Hou Qiaofang, Shang Tiantian, Li Tao, Wu Dong, Guo Qiannan, Chu Yan, Yang Yanli, Liao Shixiu
Medical Genetics Institute of Henan Province, People's Hospital of Zhengzhou University, Henan Provincial People's Hospital, Zhengzhou, Henan 450003, China. Email:
Henan University, Kaifeng, Henan 475000, China.
Zhonghua Yi Xue Yi Chuan Xue Za Zhi. 2019 May 10;36(5):491-494. doi: 10.3760/cma.j.issn.1003-9406.2019.05.019.
To provide genetic testing for two brothers with mental retardation and epilepsy.
Array comparative genomic hybridization (aCGH) was used to detect copy number variations in the two patients, their parents and maternal grandparents. Methylation-specific multiplex ligation-dependent probe amplification (MS-MLPA) was utilized to delineate the deleted region in the pedigree.
A 138 kb deletion in 15q11.2 region was detected by aCGH in both patients, which encompassed part of the UBE3A gene. MS-MLPA has narrowed down the region to exons 8 to 14 of the UBE3A gene. The same deletion was also found in their mother and grandfather.

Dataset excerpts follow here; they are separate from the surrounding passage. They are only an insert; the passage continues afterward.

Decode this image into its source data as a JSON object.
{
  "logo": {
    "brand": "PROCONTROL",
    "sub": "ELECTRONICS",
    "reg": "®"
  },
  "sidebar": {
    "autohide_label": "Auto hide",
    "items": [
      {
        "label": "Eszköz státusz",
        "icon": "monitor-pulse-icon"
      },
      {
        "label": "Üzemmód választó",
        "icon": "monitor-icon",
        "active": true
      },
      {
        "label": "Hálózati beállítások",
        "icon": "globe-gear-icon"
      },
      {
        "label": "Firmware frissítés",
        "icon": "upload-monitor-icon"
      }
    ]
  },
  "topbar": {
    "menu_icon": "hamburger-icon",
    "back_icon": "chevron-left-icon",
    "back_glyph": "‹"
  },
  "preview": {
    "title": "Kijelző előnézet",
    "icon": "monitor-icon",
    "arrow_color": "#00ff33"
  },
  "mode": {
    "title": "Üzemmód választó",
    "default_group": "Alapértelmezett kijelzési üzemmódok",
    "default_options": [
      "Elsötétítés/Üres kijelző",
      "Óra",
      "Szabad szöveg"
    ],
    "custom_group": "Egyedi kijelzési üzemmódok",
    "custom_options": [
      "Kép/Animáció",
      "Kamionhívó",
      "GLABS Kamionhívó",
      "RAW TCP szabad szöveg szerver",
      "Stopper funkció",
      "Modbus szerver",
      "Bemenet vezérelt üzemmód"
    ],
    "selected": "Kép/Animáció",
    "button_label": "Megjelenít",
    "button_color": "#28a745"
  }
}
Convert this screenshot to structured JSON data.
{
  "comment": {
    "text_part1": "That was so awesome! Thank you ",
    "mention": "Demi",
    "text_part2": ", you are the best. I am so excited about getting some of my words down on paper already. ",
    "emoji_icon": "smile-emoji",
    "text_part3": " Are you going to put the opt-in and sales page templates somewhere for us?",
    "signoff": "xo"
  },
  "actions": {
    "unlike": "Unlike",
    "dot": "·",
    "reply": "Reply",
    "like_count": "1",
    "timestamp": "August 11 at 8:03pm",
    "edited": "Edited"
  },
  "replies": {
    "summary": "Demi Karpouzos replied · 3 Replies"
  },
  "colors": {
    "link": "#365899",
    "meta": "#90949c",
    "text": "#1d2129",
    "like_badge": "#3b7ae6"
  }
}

The pathogenesis of this rare form of recurrent Angelman syndrome may be attributed to the partial deletion of maternal UBE3A gene.
为两名患有智力障碍和癫痫的兄弟提供基因检测。
采用阵列比较基因组杂交(aCGH)检测两名患者及其父母和外祖父母的拷贝数变异。利用甲基化特异性多重连接依赖探针扩增(MS-MLPA)来描绘家系中的缺失区域。
aCGH在两名患者中均检测到15q11.2区域138 kb的缺失,该缺失包含部分UBE3A基因。MS-MLPA已将该区域缩小至UBE3A基因的第8至14外显子。在他们的母亲和外祖父中也发现了相同的缺失。
这种罕见的复发性天使综合征的发病机制可能归因于母源UBE3A基因的部分缺失。